Efficiency when inserting into mongodb (pymongo)

2019-07-30 06:21发布

问题:

Updated for clarity: I need advice for performance when inserting/appending to a capped collection. I have two python scripts running:

(1) Tailing the cursor.

while WSHandler.cursor.alive:
        try:
            doc = WSHandler.cursor.next()
            self.render(doc)

(2) Inserting like so:

def on_data(self, data):                      #Tweepy
    if (len(data) > 5):
        data = json.loads(data)
        coll.insert(data)                     #insert into mongodb
        #print(coll.count())
        #print(data)

and it's running fine for a while (at 50 inserts/second). Then, after 20-60secs, it stumbles, hits the cpu roof (though it was running at 20% before), and never recovers. My mongostats take a dive (the dive is shown below).

Mongostat output:

The CPU is now choked, by the processes doing the insertion (at least according to htop).

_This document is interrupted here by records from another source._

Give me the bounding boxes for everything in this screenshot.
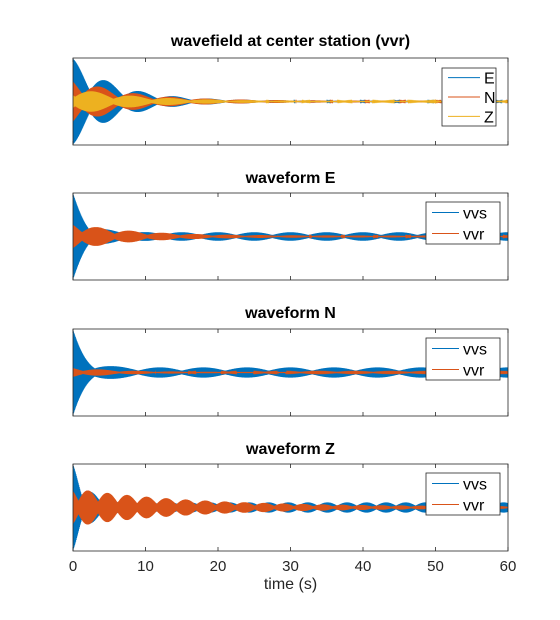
x-tick-label: 30 bbox=[282, 558, 299, 575]
subplot-4: waveform Z vvs vvr 0 10 20 30 40 50 60 time (s) bbox=[69, 441, 517, 593]
legend-box bbox=[425, 201, 501, 245]
legend-label-vvs: vvs bbox=[463, 342, 487, 359]
subplot-title: waveform N bbox=[244, 305, 336, 322]
x-tick-label: 0 bbox=[69, 558, 77, 575]
legend: vvs vvr bbox=[425, 337, 501, 381]
legend-label-vvr: vvr bbox=[463, 227, 485, 244]
legend-label-vvs: vvs bbox=[463, 477, 487, 494]
series-line-Z bbox=[73, 91, 508, 112]
legend-label-Z: Z bbox=[484, 109, 494, 126]
legend: vvs vvr bbox=[425, 201, 501, 245]
x-tick-label: 20 bbox=[210, 558, 227, 575]
legend-label-N: N bbox=[484, 90, 496, 107]
x-tick-label: 10 bbox=[137, 558, 154, 575]
subplot-title: wavefield at center station (vvr) bbox=[170, 33, 410, 50]
x-tick-label: 40 bbox=[355, 558, 372, 575]
subplot-1: wavefield at center station (vvr) ENZ bbox=[72, 33, 509, 146]
x-tick-label: 50 bbox=[427, 558, 444, 575]
subplot-title: waveform E bbox=[245, 170, 336, 187]
legend-label-vvr: vvr bbox=[463, 363, 485, 380]
legend-label-vvs: vvs bbox=[463, 206, 487, 223]
legend-box bbox=[425, 337, 501, 381]
legend-label-E: E bbox=[484, 71, 495, 88]
x-tick-label: 60 bbox=[500, 558, 517, 575]
legend: vvs vvr bbox=[425, 472, 501, 516]
x-axis-label: time (s) bbox=[264, 576, 317, 593]
subplot-2: waveform E vvs vvr bbox=[72, 170, 509, 281]
subplot-3: waveform N vvs vvr bbox=[72, 305, 509, 417]
legend-box bbox=[425, 472, 501, 516]
legend-label-vvr: vvr bbox=[463, 498, 485, 515]
legend: ENZ bbox=[441, 67, 497, 127]
subplot-title: waveform Z bbox=[245, 441, 335, 458]
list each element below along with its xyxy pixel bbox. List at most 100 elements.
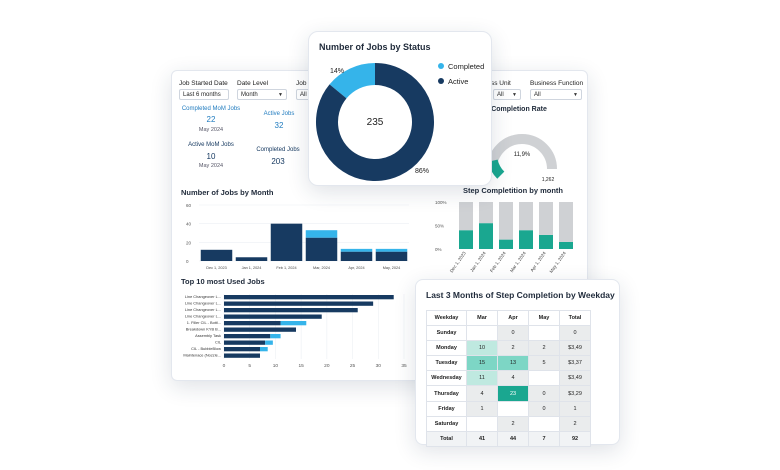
step-bar — [499, 202, 513, 240]
top-category-label: Line Changeover L... — [185, 314, 221, 319]
top-xtick: 10 — [273, 363, 279, 369]
table-cell: 4 — [466, 385, 498, 402]
table-cell — [466, 415, 498, 432]
step-bar — [459, 230, 473, 249]
top-bar — [224, 295, 394, 300]
kpi-completed-mom-value: 22 — [206, 115, 216, 124]
table-total-row: Total 41 44 7 92 — [426, 430, 591, 447]
table-cell: 5 — [528, 355, 560, 372]
top-bar — [224, 308, 358, 313]
date-level-value: Month — [241, 91, 258, 98]
top-bar — [224, 301, 374, 306]
column-header: Weekday — [426, 309, 467, 327]
job-started-date-select[interactable]: Last 6 months — [179, 89, 229, 100]
top-bar — [260, 347, 268, 352]
top-jobs-title: Top 10 most Used Jobs — [181, 277, 265, 286]
top-bar — [224, 353, 260, 358]
jobs-by-status-title: Number of Jobs by Status — [319, 42, 431, 52]
step-bar — [519, 202, 533, 231]
top-xtick: 30 — [376, 363, 382, 369]
table-cell: 2 — [528, 340, 560, 357]
step-bar — [539, 202, 553, 235]
business-unit-select[interactable]: All ▼ — [493, 89, 521, 100]
step-bar — [559, 202, 573, 242]
table-cell: Sunday — [426, 325, 467, 342]
donut-slice-active — [316, 63, 434, 181]
step-bar — [479, 202, 493, 224]
kpi-active-mom-label: Active MoM Jobs — [188, 142, 234, 148]
weekday-table-title: Last 3 Months of Step Completion by Week… — [426, 290, 615, 300]
filter-label-business-unit: ss Unit — [491, 80, 511, 87]
table-cell: Wednesday — [426, 370, 467, 387]
month-bar — [200, 249, 233, 261]
step-ytick: 0% — [435, 247, 442, 252]
step-completion-by-month-title: Step Completition by month — [463, 186, 563, 195]
table-cell: 23 — [497, 385, 529, 402]
weekday-completion-card: Last 3 Months of Step Completion by Week… — [415, 279, 620, 447]
date-level-select[interactable]: Month ▼ — [237, 89, 287, 100]
table-cell: Thursday — [426, 385, 467, 402]
table-row: Wednesday 11 4 $3,49 — [426, 370, 591, 387]
column-header: Mar — [466, 309, 498, 327]
table-cell: 4 — [497, 370, 529, 387]
table-cell — [528, 325, 560, 342]
top-category-label: CIL — [215, 340, 222, 345]
table-row: Thursday 4 23 0 $3,29 — [426, 385, 591, 402]
kpi-completed-mom-sub: May 2024 — [198, 127, 224, 133]
table-cell: 0 — [528, 385, 560, 402]
chevron-down-icon: ▼ — [512, 92, 517, 98]
gauge-fill — [487, 159, 505, 179]
step-xtick: Apr 1, 2024 — [529, 250, 547, 272]
table-cell: 1 — [559, 400, 591, 417]
filter-label-business-function: Business Function — [530, 80, 584, 87]
legend-label-active: Active — [448, 77, 468, 86]
month-bar — [305, 237, 338, 261]
column-header: May — [528, 309, 560, 327]
step-ytick: 100% — [435, 200, 447, 205]
table-cell: 15 — [466, 355, 498, 372]
month-xtick: Feb 1, 2024 — [276, 266, 296, 270]
table-cell: $3,29 — [559, 385, 591, 402]
month-bar — [340, 251, 373, 261]
kpi-active-mom-value: 10 — [206, 152, 216, 161]
business-function-select[interactable]: All ▼ — [530, 89, 582, 100]
top-category-label: Breakdown KYB B... — [186, 327, 221, 332]
top-bar — [265, 340, 273, 345]
month-bar — [235, 257, 268, 261]
column-header: Total — [559, 309, 591, 327]
month-bar — [305, 230, 338, 238]
table-header-row: Weekday Mar Apr May Total — [426, 309, 591, 327]
table-cell: 13 — [497, 355, 529, 372]
top-bar — [224, 347, 260, 352]
top-bar — [224, 340, 266, 345]
top-bar — [224, 321, 281, 326]
table-cell: Friday — [426, 400, 467, 417]
table-cell: 92 — [559, 430, 591, 447]
table-cell: 11 — [466, 370, 498, 387]
step-bar — [559, 241, 573, 249]
month-ytick: 0 — [186, 259, 189, 264]
table-row: Saturday 2 2 — [426, 415, 591, 432]
donut-label-completed: 14% — [330, 68, 344, 75]
business-function-value: All — [534, 91, 541, 98]
top-category-label: CIL - BubbleBlow — [191, 346, 221, 351]
table-cell: 7 — [528, 430, 560, 447]
month-bar — [340, 248, 373, 252]
top-bar — [224, 314, 322, 319]
table-cell: 0 — [497, 325, 529, 342]
table-cell — [528, 415, 560, 432]
table-cell: $3,37 — [559, 355, 591, 372]
donut-label-active: 86% — [415, 168, 429, 175]
step-bar — [499, 239, 513, 249]
month-xtick: Dec 1, 2023 — [206, 266, 226, 270]
chevron-down-icon: ▼ — [278, 92, 283, 98]
job-status-value: All — [300, 91, 307, 98]
kpi-completed-mom-label: Completed MoM Jobs — [181, 106, 241, 112]
top-xtick: 20 — [324, 363, 330, 369]
top-xtick: 25 — [350, 363, 356, 369]
table-cell: 2 — [497, 415, 529, 432]
table-cell: 10 — [466, 340, 498, 357]
table-row: Friday 1 0 1 — [426, 400, 591, 417]
job-started-date-value: Last 6 months — [183, 91, 221, 98]
kpi-completed-jobs-label: Completed Jobs — [256, 147, 300, 153]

When I run the Tweepy lines above with print(data) instead of adding it to db (coll.insert(data)), everything's running along fine at 15% cpu use.

What I see in mongostats:

  • res keeps climbing. (Though clogs may happen at 40m as well as run fine on 100m.)
  • flushes do not seem to interfere.
  • locked % is stable at 0.1%. Would this lead to clogging eventually?

(I'm running AWS microinstance; pymongo.)

回答1:

I would suggest using mongostat while running your tests. There are many things that could be wrong but mongostat will give you a good indication.

http://docs.mongodb.org/manual/reference/mongostat/

The first two things I would look at are the lock percentage and the data throughput. With reasonable throughput on dedicated machines I typically get into the 1000-2000 updates/inserts per second before suffering any degradation. This has been the case for several large production deployments I have worked with.